Was machen Softwareentwicklerinnen und -entwickler, wenn sie vor einem Problem stehen und nicht weiterwissen? Sie stellen die Frage in einem Forum. Oft hatten andere vorher schon das gleiche Problem, und so hilft ganz häufig eine schnelle Recherche in den Wissensdatenbanken der Foren.
Nun gibt es für jedes Problem meistens unterschiedliche Lösungen. Darunter ist immer eine, die nach dem Prinzip „quick and dirty“ schnell zum Erfolg führt. Der Ausdruck mag flapsig erscheinen, es schwingt jedoch ein ernstes Problem mit, das man als Laie nicht auf Anhieb sieht: Entwicklungsprojekte kämpfen häufig mit zu niedrig dotiertem Projektbudget. So wundert es niemanden, dass bei einer Auswahl an funktionierenden Lösungen die einfachste gewählt wird. Häufig ist diese jedoch nicht die beste und sicherste.
Auf einem Pentest-Kolloquium wurde vor ein paar Jahren eine Forschung von Fischer et al. der TU München aus dem Jahre 2019 vorgestellt, in der untersucht wurde, wie schnell und wie weit sich schadhafter Code im Netz verbreitet. Dafür haben sie exemplarisch einen bestimmten Code-Schnipsel des beliebten Entwicklerforums StackOverflow genutzt, der nachweislich eine gravierende Sicherheits-Schwachstelle besitzt.

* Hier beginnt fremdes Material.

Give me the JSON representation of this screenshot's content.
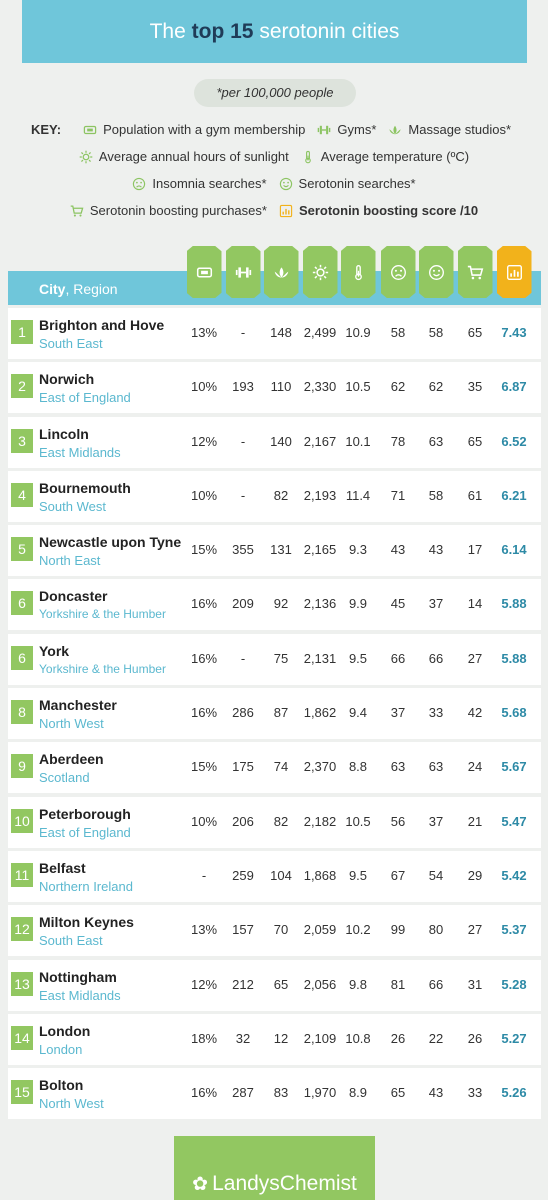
{
  "title": {
    "pre": "The ",
    "bold": "top 15",
    "post": " serotonin cities"
  },
  "note": "*per 100,000 people",
  "key": {
    "label": "KEY:",
    "rows": [
      [
        {
          "icon": "ticket-icon",
          "text": "Population with a gym membership"
        },
        {
          "icon": "dumbbell-icon",
          "text": "Gyms*"
        },
        {
          "icon": "lotus-icon",
          "text": "Massage studios*"
        }
      ],
      [
        {
          "icon": "sun-icon",
          "text": "Average annual hours of sunlight"
        },
        {
          "icon": "thermometer-icon",
          "text": "Average temperature (ºC)"
        }
      ],
      [
        {
          "icon": "sad-face-icon",
          "text": "Insomnia searches*"
        },
        {
          "icon": "happy-face-icon",
          "text": "Serotonin searches*"
        }
      ],
      [
        {
          "icon": "cart-icon",
          "text": "Serotonin boosting purchases*"
        },
        {
          "icon": "score-icon",
          "text": "Serotonin boosting score /10",
          "bold": true
        }
      ]
    ]
  },
  "table": {
    "city_header": "City",
    "region_header": ", Region",
    "columns": [
      "ticket-icon",
      "dumbbell-icon",
      "lotus-icon",
      "sun-icon",
      "thermometer-icon",
      "sad-face-icon",
      "happy-face-icon",
      "cart-icon",
      "score-icon"
    ],
    "rows": [
      {
        "rank": "1",
        "city": "Brighton and Hove",
        "region": "South East",
        "values": [
          "13%",
          "-",
          "148",
          "2,499",
          "10.9",
          "58",
          "58",
          "65",
          "7.43"
        ]
      },
      {
        "rank": "2",
        "city": "Norwich",
        "region": "East of England",
        "values": [
          "10%",
          "193",
          "110",
          "2,330",
          "10.5",
          "62",
          "62",
          "35",
          "6.87"
        ]
      },
      {
        "rank": "3",
        "city": "Lincoln",
        "region": "East Midlands",
        "values": [
          "12%",
          "-",
          "140",
          "2,167",
          "10.1",
          "78",
          "63",
          "65",
          "6.52"
        ]
      },
      {
        "rank": "4",
        "city": "Bournemouth",
        "region": "South West",
        "values": [
          "10%",
          "-",
          "82",
          "2,193",
          "11.4",
          "71",
          "58",
          "61",
          "6.21"
        ]
      },
      {
        "rank": "5",
        "city": "Newcastle upon Tyne",
        "region": "North East",
        "values": [
          "15%",
          "355",
          "131",
          "2,165",
          "9.3",
          "43",
          "43",
          "17",
          "6.14"
        ]
      },
      {
        "rank": "6",
        "city": "Doncaster",
        "region": "Yorkshire & the Humber",
        "values": [
          "16%",
          "209",
          "92",
          "2,136",
          "9.9",
          "45",
          "37",
          "14",
          "5.88"
        ]
      },
      {
        "rank": "6",
        "city": "York",
        "region": "Yorkshire & the Humber",
        "values": [
          "16%",
          "-",
          "75",
          "2,131",
          "9.5",
          "66",
          "66",
          "27",
          "5.88"
        ]
      },
      {
        "rank": "8",
        "city": "Manchester",
        "region": "North West",
        "values": [
          "16%",
          "286",
          "87",
          "1,862",
          "9.4",
          "37",
          "33",
          "42",
          "5.68"
        ]
      },
      {
        "rank": "9",
        "city": "Aberdeen",
        "region": "Scotland",
        "values": [
          "15%",
          "175",
          "74",
          "2,370",
          "8.8",
          "63",
          "63",
          "24",
          "5.67"
        ]
      },
      {
        "rank": "10",
        "city": "Peterborough",
        "region": "East of England",
        "values": [
          "10%",
          "206",
          "82",
          "2,182",
          "10.5",
          "56",
          "37",
          "21",
          "5.47"
        ]
      },
      {
        "rank": "11",
        "city": "Belfast",
        "region": "Northern Ireland",
        "values": [
          "-",
          "259",
          "104",
          "1,868",
          "9.5",
          "67",
          "54",
          "29",
          "5.42"
        ]
      },
      {
        "rank": "12",
        "city": "Milton Keynes",
        "region": "South East",
        "values": [
          "13%",
          "157",
          "70",
          "2,059",
          "10.2",
          "99",
          "80",
          "27",
          "5.37"
        ]
      },
      {
        "rank": "13",
        "city": "Nottingham",
        "region": "East Midlands",
        "values": [
          "12%",
          "212",
          "65",
          "2,056",
          "9.8",
          "81",
          "66",
          "31",
          "5.28"
        ]
      },
      {
        "rank": "14",
        "city": "London",
        "region": "London",
        "values": [
          "18%",
          "32",
          "12",
          "2,109",
          "10.8",
          "26",
          "22",
          "26",
          "5.27"
        ]
      },
      {
        "rank": "15",
        "city": "Bolton",
        "region": "North West",
        "values": [
          "16%",
          "287",
          "83",
          "1,970",
          "8.9",
          "65",
          "43",
          "33",
          "5.26"
        ]
      }
    ]
  },
  "footer": {
    "logo_text": "LandysChemist"
  },
  "colors": {
    "banner": "#6fc6da",
    "green": "#92c761",
    "orange": "#f2b21b",
    "region_text": "#5bb8cf",
    "score_text": "#2d8aa6"
  }
}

Dieser Code-Schnipsel löste ein Problem, das sehr viele Android-Entwickler nachgefragt hatten, hebelte jedoch für die Behebung des funktionalen Problems die TLS-Verschlüsselung der Apps, die diesen Code- Schnipsel verwenden, komplett aus. Es wurde nachgewiesen, dass ca. 190.000 Apps aus dem Google Play Store diesen Code-Schnipsel verwenden. Darunter sind sicherheits- oder datenschutzrelevante Apps wie z.B. Finance-Health-, Banking- und Social-Media-Apps. Die Forschergruppe hatte nachgewiesen, dass diese „Man-in-the-Middle“-Schwachstelle des besagten Code- Schnipsels nicht nur akademischer Natur, sondern auch tatsächlich ausnutzbar ist. Sie konnten die Kommunikation einiger exemplarisch ausgewählter Apps hacken und infolgedessen Anmeldeinformationen, Kreditkarten- und andere wichtige Daten abgreifen.
Anhand empirischer Untersuchungen konnte nachgewiesen werden, dass 30 Prozent aller kryptografisch relevanter Code-Schnipsel auf StackOverflow schwere Sicherheitslücken aufweisen. Es muss davon ausgegangen werden, dass StackOverflow hier nur stellvertretend für alle möglichen anderen Plattformen steht. Die „lessons learned“ für uns Sicherheits-Schaffende sind u.a., dass bei Programmen und Apps, von denen Menschenleben abhängen oder wo ein Missbrauch großen finanziellen oder reputativen Schaden verursachen könnte, ein Penetrationstest alleine nicht ausreicht. Hier müssen vor dem Einsatz unbedingt umfangreiche Code-Analysen durchgeführt werden.
Die gute Nachricht, die aus dieser Forschung hervorgeht, lautet, dass es zu über 99 Prozent all dieser problematischen Code-Schnipsel auch mindestens eine Lösung gibt, die kein Sicherheitsproblem beinhaltet. Die Forschergruppe untersucht derzeit eine Möglichkeit, Entwicklern bevorzugt die guten Code-Schnipsel anzubieten.
Eine andere Variante, Software generell sicherer zu gestalten wäre, den Entwicklern die Chance zu geben, neuen Code etwas besonnener auszuwählen. Auch wenn das bedeutet, dass die Projekte ein bisschen weniger agil als bislang umgesetzt werden können.